The plenum and the first 6' of run is often times required to be 6" of clearance. The 1" is NFPA code I believe.
@3fordasho is right though, there are places on many houses where the 1" is impossible to maintain. If nothing else, at the register there will be contact. For me, I maintained as much clearance as I could, for as long as I could. That and I sprayed all the wood in my furnace room with a fire retardant. Also, installed a "emergency heat dump door" (made by Yukon) on the plenum (maybe overkill I know, buy hey, makes me sleep better)

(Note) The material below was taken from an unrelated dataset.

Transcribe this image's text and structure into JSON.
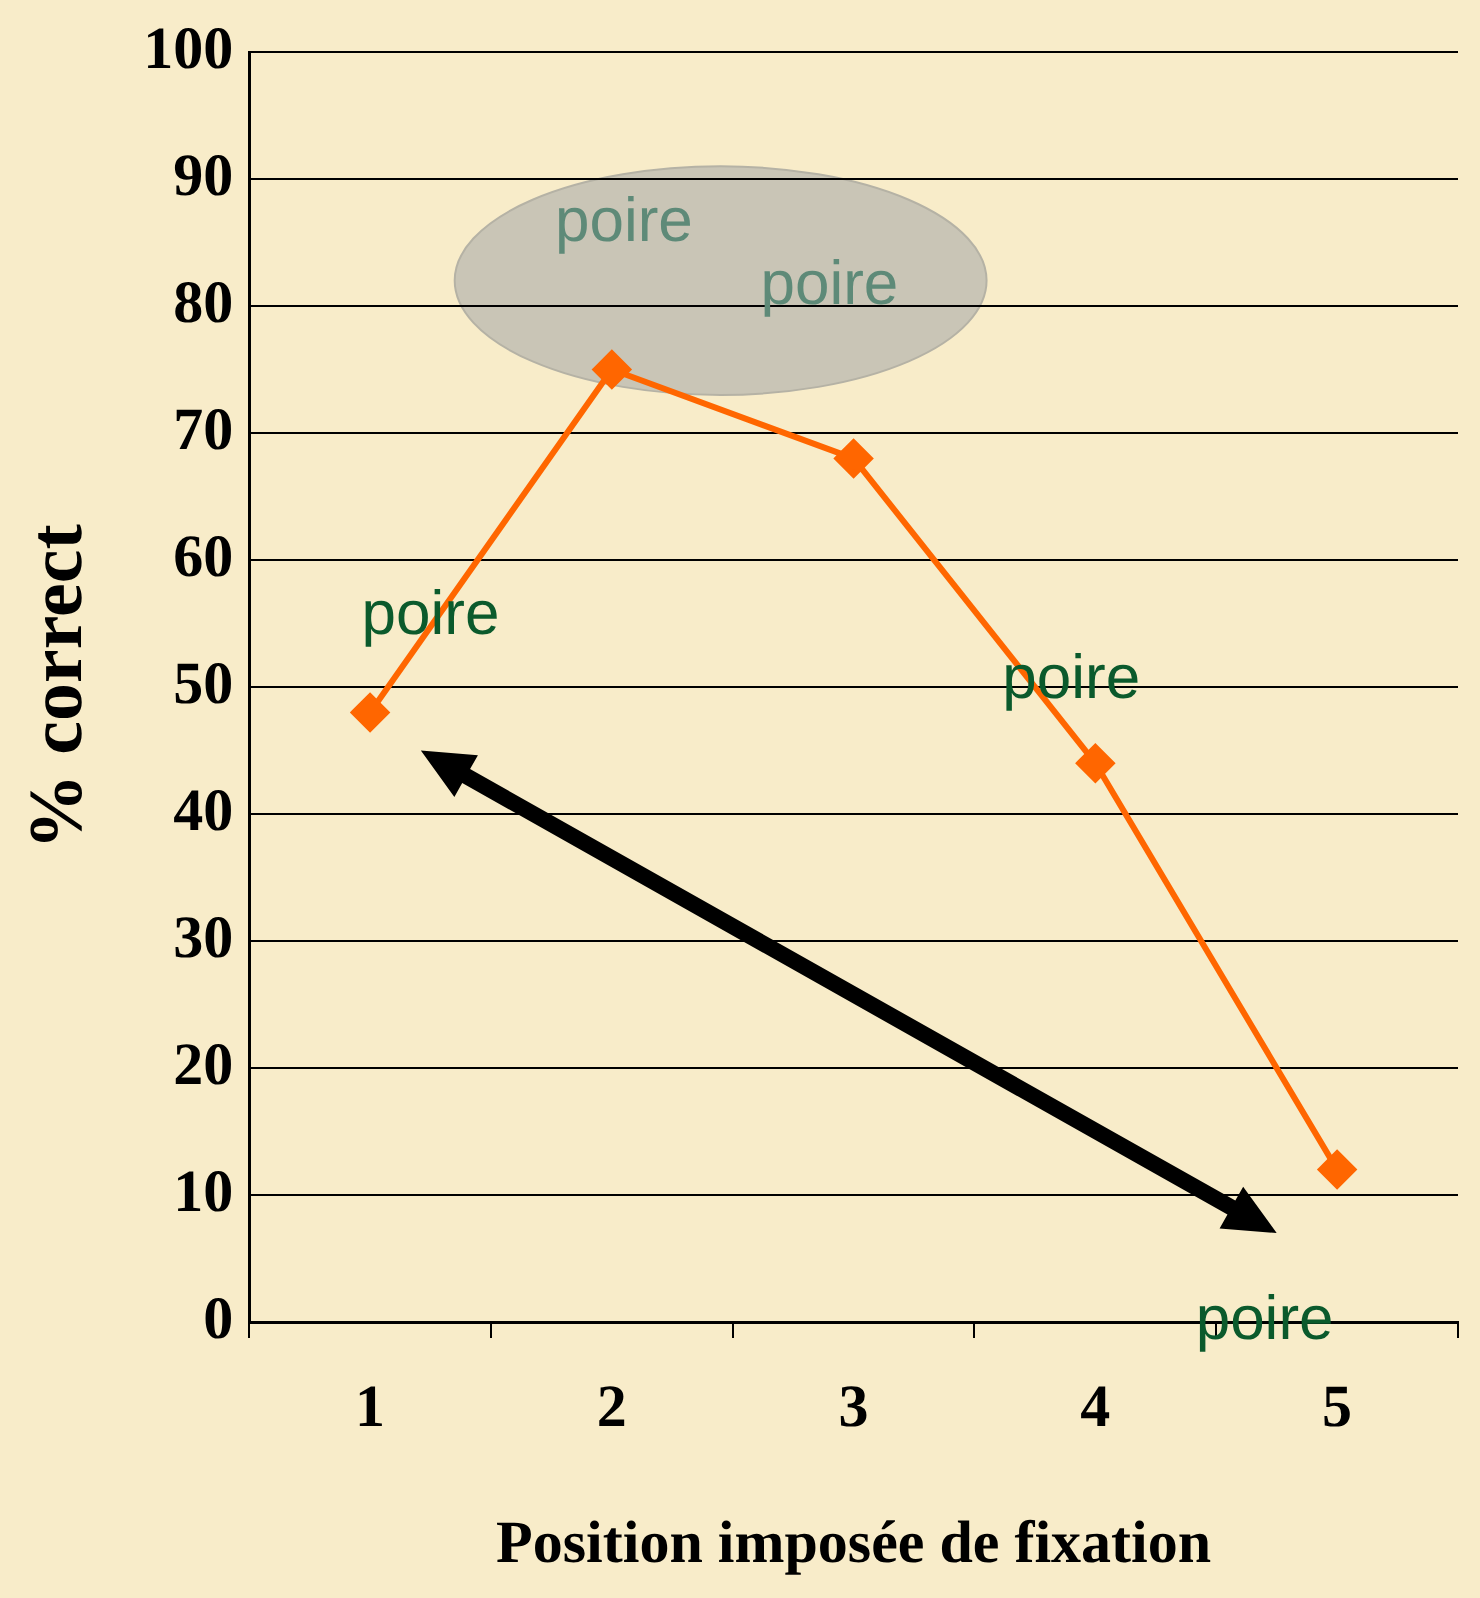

I would say as long as you can meet Kuumas clearance requirements for the plenum and main trunk line at least, then I would replace the branches with metal duct, then get some 1/2" ceramic fiber insulation blanket material with the foil backing on it (think chimney liner insulation) then I'd put two wraps of that anywhere that has less than 1" clearance. That what I would do...which means nothing to anybody else really, it's your house you hafta do what you feel is correct, which may be to meet actual code requirements...?

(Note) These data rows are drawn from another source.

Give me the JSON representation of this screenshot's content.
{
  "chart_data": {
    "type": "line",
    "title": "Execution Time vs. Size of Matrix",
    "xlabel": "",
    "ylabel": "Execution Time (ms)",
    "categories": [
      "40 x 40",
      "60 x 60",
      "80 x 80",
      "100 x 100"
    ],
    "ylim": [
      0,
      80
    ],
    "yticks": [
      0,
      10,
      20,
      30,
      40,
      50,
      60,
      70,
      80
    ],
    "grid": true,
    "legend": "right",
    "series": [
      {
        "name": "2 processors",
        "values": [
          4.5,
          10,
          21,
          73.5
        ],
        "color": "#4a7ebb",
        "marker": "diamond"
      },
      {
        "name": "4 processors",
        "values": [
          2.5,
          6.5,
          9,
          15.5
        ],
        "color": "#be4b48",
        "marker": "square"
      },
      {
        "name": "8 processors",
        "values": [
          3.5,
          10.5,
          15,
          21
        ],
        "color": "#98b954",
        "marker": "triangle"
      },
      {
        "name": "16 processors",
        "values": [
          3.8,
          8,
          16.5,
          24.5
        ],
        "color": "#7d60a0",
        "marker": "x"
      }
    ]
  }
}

Does it need to be inspected by anybody?
 
No issues. Wire is rated at 90C IIRC and this is much higher than any expected air temp in ducts.

Personally I'd be much more concerned with the flow loss (CFM) of having the branch circuits off the supply plenum running all that flex. There is good reason the building code limits the length of the flex crap.
 
1" applies to the supply plenum and the main trunk, not branches. For wood fired though, many areas require 6" to meet code so you'd best check with the local code people where you are located.
Given the fact that it is impossible to immediately "kill" a wood fired piece of equipment in an emergency situation, I'd advise more rather than less clearance.
 
For wood fired though, many areas require 6" to meet code so you'd best check with the local code people where you are located.
Also, the manufacturer, in this case Kuuma, calls for 6" for supply plenum and supply duct for the first 6'. I think many local codes will refer back to what the manufacturer calls for, unless local code is more stringent.
 
Everything heaterman says, Also absolutely NO flex duct that is not metal.
 
Motoguy,

They make round to oval ductwork connections that could be installed to clear those wires in the center of your floor joists. This could provide you with the proper ctc (clearance to combustible) needed for your application. I was under the impression that no flexible ducting for wood furnace. What is the measurement of those floor joists? What are you doing with the ceiling?